US 12,450,682 B2
	Graphics processing unit (GPU)-based logic rewriting acceleration method
Yajun Ha, Shanghai (CN); and Lin Li, Shanghai (CN)
Assigned to SHANGHAITECH UNIVERSITY, Shanghai (CN)
Filed by SHANGHAITECH UNIVERSITY, Shanghai (CN)
Filed on Dec. 13, 2023, as Appl. No. 18/537,836.
Application 18/537,836 is a continuation of application No. PCT/CN2023/083573, filed on Mar. 24, 2023.
Claims priority of application No. 202310179690.0 (CN), filed on Feb. 27, 2023.
Prior Publication US 2024/0289914 A1, Aug. 29, 2024
Int. Cl.
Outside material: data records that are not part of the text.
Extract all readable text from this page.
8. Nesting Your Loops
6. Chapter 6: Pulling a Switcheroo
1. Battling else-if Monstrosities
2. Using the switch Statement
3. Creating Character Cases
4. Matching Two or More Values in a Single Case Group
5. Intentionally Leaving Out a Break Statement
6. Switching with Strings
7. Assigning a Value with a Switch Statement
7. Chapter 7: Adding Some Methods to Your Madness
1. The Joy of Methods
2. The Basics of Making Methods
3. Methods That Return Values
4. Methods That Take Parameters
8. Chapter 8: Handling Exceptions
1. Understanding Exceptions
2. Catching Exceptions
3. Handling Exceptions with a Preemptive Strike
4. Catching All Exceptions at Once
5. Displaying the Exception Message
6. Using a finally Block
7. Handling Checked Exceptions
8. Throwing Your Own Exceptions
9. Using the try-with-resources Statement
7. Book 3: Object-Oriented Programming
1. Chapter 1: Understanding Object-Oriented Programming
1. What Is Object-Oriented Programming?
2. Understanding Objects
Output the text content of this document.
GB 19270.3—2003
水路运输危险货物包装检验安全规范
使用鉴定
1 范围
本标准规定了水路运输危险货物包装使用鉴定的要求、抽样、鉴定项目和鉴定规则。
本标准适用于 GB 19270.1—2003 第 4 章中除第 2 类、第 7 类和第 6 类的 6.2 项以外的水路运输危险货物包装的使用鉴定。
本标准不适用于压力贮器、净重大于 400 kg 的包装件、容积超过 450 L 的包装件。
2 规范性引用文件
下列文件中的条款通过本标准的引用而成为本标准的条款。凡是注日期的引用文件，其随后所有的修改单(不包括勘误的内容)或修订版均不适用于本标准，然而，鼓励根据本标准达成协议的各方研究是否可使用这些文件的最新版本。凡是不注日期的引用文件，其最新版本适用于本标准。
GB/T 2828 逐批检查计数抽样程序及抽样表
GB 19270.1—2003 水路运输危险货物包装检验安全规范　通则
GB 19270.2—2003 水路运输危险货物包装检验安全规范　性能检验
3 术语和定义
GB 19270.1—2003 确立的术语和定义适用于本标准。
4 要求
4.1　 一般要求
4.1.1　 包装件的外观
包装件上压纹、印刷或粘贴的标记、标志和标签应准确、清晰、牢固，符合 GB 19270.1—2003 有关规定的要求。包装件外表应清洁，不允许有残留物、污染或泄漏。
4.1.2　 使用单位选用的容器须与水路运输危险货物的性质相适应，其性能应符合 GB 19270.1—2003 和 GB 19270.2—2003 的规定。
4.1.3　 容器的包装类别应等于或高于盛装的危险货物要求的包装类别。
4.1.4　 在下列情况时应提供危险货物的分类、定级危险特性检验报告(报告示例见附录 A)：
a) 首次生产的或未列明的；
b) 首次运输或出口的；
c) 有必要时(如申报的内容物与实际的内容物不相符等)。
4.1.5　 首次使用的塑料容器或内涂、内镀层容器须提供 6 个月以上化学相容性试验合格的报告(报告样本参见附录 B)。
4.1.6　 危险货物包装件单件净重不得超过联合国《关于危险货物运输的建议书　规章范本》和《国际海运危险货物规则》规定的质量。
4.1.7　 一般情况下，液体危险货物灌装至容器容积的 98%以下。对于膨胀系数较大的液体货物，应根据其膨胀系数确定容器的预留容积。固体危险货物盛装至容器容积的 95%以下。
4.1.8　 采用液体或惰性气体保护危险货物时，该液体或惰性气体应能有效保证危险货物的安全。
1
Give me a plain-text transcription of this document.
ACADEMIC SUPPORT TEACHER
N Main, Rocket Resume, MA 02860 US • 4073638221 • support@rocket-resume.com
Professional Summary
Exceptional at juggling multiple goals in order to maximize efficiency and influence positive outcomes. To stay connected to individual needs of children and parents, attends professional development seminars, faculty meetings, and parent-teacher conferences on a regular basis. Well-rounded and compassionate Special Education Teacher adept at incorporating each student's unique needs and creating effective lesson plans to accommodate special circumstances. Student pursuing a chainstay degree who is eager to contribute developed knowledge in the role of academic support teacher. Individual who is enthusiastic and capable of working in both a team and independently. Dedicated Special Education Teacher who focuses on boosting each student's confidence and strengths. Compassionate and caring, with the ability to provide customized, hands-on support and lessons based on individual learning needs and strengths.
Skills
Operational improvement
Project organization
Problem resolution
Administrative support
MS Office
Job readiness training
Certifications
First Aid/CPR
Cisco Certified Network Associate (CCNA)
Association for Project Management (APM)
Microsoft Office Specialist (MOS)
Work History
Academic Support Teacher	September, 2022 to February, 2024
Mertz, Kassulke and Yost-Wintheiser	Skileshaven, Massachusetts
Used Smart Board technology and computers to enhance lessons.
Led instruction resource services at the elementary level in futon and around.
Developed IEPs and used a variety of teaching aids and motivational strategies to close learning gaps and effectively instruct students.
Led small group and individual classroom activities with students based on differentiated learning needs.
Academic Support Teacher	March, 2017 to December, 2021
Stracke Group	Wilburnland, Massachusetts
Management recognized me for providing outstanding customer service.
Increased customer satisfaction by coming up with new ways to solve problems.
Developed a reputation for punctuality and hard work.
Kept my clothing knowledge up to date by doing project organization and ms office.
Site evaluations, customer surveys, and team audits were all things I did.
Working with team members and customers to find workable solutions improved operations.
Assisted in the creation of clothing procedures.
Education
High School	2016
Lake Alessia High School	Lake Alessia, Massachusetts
G06T 1/20 (2006.01); G06F 9/38 (2018.01)

CPC G06T 1/20 (2013.01) [G06F 9/3851 (2013.01)]

5 Claims

1. A graphics processing unit (GPU)-based logic rewriting acceleration method, comprising parallelizing sub-procedures of And-Inverter Graph (AIG)-based logic rewriting, wherein the parallelizing sub-procedures of AIG-based logic rewriting comprises the following steps:

on a central processing unit (CPU), asynchronously selecting, by a scheduler, a group of same-level nodes from an input AIG-based logic network; then copying the nodes to a memory of a GPU, such that the GPU sequentially enables a kernel to rewrite the nodes in parallel, and selecting, by the CPU, another group of nodes for the GPU to rewrite, which completely overlaps scheduling and rewriting procedures; and on the GPU, completing parallel node rewriting through cut enumeration, maximum fan-out-free cone (MFFC) computation, evaluation, and replacement, wherein

the cut enumeration adopts a parallel cut enumeration algorithm designed based on a subgraph level, to simultaneously process the same-level nodes from a low level to a high level; nodes in a subgraph used for replacement in a previous scheduling cycle are added to different LAN[slevel] lists based on a level of the subgraph, wherein slevel represents a local level of a node in the subgraph used for replacement, cuts of nodes in a same LAN[slevel] list are computed in parallel, and then Boolean functions corresponding to the cuts are computed; and

the MFFC computation adopts a top-down computation mode to parallelize a recursive MFFC computation algorithm, wherein starting from a cut list on which the MFFC computation requires to be performed, each MFFC computation of a cut is allocated to a thread block, threads in the same thread block collaborate to compute an MFFC of the cut, and after the thread block obtains the corresponding cut, following steps are performed:

step 1: adding a root node of a current cut to a corresponding MFFC set of the root node, wherein the MFFC is a set that stores all last MFFC nodes;

step 2: adding left and right children of the root node to a buffering region F1; extracting, by each thread, a node n from the buffering region F1; if all fan-outs of the node n are in a current MFFC set, evaluating a function IS_MFFC_NODE(n) as true; and in this case, adding all the fan-outs of the node n to a buffering region F2, and adding the node n to the MFFC set;

step 3: repeating the step 2 until all nodes in the buffering region F1 are processed, and then swapping roles of the F1 and the F2; and

step 4: processing one leaf node of the current cut by using a method that is the same as a method described in the steps 2 to 3, until all leaf nodes of the current cut are processed;

in a replacement stage, a lockless replacement algorithm is used to avoid lots of data contention in frequently modifying a logic graph, wherein to resolve a conflict that different threads with overlapping MFFCs delete a same node, a node scheduler is used to group nodes with non-overlapping MFFCs; and

to resolve a conflict that MFFCs possessed by different threads do not overlap, but one thread wants to share a node to be deleted by another thread, a replacement process is divided into two stages: in a first stage, each block of the GPU deletes an MFFC and constructs a new subgraph; and in a second stage, each block of the GPU combines all equivalent nodes into a hyper-node that supports concurrent deletion/creation operations for one node without introducing a lock between different threads.